As part of our coverage of the federal election, Investment Executive profiles candidates who are working or who have worked in the financial services industry.
Here we look at Peter Conroy, Conservative candidate in the Ontario riding of Beaches-East York.
Peter Conroy, the Conservative candidate for the Beaches-East York riding in Toronto, wants to see the federal government help provinces and municipalities issue tax-exempt bonds.
“It would be good for seniors and other investors,” says the 36-year-old Conroy, who is on a leave of absence from his job as senior manager of client and business development at the Toronto Stock Exchange during the election campaign.
Currently, all bond returns are taxed at the federal level. Conroy’s tax-exempt bonds would help pay for transportation infrastructure projects in cities and in provinces. And because the federal government is backing the debt, it would be highly rated by bond ratings agencies, meaning the bonds would be attractive to investors here and abroad.
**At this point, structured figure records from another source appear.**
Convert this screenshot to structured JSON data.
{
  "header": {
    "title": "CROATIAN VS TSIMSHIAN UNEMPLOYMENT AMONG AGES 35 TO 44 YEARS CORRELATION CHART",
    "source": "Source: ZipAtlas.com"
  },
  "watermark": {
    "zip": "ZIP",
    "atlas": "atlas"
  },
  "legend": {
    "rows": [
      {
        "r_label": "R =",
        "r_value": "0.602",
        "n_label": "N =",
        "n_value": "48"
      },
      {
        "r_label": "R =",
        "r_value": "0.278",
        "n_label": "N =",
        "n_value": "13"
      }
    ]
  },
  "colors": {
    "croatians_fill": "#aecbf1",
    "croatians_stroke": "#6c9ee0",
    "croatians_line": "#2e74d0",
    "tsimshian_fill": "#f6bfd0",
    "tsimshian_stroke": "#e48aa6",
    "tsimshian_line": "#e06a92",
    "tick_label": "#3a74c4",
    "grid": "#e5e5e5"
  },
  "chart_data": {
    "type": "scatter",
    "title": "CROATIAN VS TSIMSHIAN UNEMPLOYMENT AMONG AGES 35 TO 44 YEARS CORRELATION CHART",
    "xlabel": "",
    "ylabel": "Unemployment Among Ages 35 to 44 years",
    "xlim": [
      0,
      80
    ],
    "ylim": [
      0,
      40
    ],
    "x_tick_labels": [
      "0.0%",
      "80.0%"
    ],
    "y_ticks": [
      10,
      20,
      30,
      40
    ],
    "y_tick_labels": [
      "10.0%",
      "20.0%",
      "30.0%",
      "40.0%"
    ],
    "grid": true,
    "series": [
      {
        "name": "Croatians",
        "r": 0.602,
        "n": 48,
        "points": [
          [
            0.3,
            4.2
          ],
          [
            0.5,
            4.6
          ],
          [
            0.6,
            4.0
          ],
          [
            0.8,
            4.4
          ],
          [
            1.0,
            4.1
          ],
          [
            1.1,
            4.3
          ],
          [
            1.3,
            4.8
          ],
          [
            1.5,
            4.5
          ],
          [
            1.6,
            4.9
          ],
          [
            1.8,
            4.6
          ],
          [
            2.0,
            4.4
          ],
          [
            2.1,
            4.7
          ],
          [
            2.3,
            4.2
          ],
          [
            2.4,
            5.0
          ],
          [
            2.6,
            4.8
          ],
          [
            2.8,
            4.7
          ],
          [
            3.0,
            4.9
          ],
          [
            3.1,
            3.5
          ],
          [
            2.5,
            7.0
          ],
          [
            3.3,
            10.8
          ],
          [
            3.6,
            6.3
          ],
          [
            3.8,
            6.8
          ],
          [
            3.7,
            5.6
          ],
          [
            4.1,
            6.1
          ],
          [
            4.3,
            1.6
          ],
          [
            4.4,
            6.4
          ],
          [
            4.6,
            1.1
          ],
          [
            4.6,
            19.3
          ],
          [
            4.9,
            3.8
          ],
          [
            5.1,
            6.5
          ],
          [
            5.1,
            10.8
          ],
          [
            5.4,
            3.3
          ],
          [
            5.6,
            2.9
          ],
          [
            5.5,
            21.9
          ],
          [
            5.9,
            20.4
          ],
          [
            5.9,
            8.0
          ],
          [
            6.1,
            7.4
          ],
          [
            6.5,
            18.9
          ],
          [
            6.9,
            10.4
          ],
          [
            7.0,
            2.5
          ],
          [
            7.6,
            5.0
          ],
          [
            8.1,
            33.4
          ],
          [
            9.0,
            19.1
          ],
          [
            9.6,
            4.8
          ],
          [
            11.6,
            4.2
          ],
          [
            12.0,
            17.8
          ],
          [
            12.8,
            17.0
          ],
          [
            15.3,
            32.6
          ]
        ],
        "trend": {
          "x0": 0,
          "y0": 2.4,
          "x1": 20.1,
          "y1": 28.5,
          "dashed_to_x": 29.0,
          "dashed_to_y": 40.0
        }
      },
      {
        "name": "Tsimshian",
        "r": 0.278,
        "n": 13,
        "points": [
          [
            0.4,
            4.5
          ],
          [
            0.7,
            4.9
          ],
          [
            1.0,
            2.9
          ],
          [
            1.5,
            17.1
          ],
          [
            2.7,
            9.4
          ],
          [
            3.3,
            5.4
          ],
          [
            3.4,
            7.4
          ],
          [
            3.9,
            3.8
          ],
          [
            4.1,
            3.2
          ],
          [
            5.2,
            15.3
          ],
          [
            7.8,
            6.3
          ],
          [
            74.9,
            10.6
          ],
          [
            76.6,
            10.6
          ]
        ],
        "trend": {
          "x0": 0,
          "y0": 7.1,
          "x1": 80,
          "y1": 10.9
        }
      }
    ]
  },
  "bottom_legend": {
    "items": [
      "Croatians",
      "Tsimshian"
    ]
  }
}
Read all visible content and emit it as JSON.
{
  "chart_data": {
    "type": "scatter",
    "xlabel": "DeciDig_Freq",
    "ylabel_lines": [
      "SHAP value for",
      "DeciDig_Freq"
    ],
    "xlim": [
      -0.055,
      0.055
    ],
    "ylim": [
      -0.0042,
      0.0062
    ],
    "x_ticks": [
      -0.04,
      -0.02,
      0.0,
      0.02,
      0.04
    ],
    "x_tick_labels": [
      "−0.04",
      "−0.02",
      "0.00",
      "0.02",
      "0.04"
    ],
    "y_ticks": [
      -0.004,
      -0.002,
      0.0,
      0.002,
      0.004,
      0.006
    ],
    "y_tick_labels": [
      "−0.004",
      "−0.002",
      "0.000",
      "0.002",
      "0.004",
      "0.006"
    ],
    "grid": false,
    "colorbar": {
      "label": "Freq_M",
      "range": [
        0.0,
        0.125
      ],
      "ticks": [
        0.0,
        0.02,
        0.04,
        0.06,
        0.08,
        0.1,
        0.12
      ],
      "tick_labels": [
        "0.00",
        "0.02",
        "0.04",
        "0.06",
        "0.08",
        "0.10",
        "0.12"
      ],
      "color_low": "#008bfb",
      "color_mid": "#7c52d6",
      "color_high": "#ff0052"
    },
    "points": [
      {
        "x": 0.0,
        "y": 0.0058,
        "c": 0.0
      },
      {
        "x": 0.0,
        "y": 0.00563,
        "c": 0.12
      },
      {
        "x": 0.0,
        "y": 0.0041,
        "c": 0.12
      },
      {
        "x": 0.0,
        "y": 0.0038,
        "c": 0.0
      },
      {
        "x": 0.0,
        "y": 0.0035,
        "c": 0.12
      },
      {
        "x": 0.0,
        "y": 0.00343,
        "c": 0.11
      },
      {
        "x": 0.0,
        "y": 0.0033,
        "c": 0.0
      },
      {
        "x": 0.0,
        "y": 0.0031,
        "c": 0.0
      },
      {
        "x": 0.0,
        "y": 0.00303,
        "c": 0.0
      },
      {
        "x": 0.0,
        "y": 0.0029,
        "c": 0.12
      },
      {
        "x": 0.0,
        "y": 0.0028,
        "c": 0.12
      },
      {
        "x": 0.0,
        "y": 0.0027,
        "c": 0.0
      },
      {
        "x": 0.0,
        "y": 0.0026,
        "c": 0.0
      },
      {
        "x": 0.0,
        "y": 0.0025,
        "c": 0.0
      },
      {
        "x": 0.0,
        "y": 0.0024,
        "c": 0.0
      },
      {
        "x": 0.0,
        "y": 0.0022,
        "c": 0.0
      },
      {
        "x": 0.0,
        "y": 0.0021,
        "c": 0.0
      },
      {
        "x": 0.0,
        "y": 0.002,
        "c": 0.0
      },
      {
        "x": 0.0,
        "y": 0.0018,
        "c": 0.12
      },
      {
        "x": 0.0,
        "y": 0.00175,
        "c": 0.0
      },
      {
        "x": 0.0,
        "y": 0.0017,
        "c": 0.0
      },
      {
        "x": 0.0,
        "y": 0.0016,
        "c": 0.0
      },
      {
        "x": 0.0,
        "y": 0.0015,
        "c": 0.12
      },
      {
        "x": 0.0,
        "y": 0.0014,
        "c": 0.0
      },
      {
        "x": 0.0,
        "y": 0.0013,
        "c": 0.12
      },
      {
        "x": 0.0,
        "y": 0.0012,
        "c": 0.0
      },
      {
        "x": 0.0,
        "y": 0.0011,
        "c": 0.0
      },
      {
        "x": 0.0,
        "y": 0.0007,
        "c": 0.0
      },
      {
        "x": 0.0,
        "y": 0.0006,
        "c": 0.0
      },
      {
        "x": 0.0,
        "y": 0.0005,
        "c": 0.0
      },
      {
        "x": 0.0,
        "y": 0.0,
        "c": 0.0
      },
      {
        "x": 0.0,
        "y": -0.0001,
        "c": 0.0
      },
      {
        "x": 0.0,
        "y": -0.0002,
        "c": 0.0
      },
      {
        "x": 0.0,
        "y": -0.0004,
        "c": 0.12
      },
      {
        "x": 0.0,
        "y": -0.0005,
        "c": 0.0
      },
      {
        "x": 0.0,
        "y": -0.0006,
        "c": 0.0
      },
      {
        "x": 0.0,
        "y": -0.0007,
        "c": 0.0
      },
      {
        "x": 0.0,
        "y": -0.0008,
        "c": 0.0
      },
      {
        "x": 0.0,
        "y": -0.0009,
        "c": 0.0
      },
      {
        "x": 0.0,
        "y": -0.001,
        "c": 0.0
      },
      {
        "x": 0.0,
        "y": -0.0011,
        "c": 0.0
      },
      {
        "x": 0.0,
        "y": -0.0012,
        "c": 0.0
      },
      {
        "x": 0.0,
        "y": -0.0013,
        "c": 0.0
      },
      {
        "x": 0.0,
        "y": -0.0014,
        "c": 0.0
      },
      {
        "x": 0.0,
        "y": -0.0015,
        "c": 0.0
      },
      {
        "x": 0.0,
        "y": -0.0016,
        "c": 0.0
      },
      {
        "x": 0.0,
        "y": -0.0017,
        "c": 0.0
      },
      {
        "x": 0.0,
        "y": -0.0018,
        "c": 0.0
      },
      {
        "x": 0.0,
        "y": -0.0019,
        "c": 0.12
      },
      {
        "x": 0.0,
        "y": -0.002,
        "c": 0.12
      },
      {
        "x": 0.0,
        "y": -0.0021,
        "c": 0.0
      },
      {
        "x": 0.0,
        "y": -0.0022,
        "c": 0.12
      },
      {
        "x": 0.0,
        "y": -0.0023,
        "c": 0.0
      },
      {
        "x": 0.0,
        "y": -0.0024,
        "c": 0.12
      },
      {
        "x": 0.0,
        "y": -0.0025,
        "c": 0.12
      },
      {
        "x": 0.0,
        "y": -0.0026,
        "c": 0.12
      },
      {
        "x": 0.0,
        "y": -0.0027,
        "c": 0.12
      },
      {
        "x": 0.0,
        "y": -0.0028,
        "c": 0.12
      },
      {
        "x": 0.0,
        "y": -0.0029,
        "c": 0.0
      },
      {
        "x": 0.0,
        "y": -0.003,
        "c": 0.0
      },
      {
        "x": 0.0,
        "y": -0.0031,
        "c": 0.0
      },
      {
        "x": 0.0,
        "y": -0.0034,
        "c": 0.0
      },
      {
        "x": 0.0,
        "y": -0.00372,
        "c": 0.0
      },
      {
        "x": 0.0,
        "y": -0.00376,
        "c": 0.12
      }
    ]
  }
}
Although the idea isn’t part of official Conservative policy, Conroy says he has posted the idea on his Web site and he intends to bring it to the party leadership if voters elect him into Parliament.
Conroy, who is married with three young children, says he has been interested in running for political office since he was a youth. He participated in student councils from junior high school all the way through his political science and history degree at the University of Western Ontario in London, Ont.
The Toronto-born Conroy stands behind his party’s belief that most Canadians are too highly taxed. To alleviate the burden, the Tories promised to drop the GST to 5% from 7% in five years as well as reduce taxes for medium and small business.
He also believes the government can lessen the tax burden in creative ways. As an example, he points to the Conservatives’ promise to give Canadians tax credits for participation in amateur and competitive sport.
“People aren’t thinking anymore in government. There’s no vision,” says Conroy, who co-founded a business, called CollectiveBid Systems Inc., for trading securities before selling it to work for the TSX.
Finally, Conroy says small business owners, like advisors, would be fired by their clients if they handled their finances and business like the Liberal government has handled the nation’s finances for the last 12 years. In particular, he takes aim at its handling of the income trust portfolio.
“Perhaps we had the right outcome, but not without some serious pain for Canadian investors,” says Conroy, referring to his father, whose investment portfolio in income trusts lost considerable value throughout last fall.
As a TSX employee, Conroy was especially aware of how the government’s lack of clarity about the way income trusts would be taxed, relative to corporations, affected the capital markets.
In the span of a few weeks more than $10 billion of market cap was lost because of the “to-ing” and “fro-ing” on the issue. “People probably blamed their brokers, but they should have been blaming the government,” he says.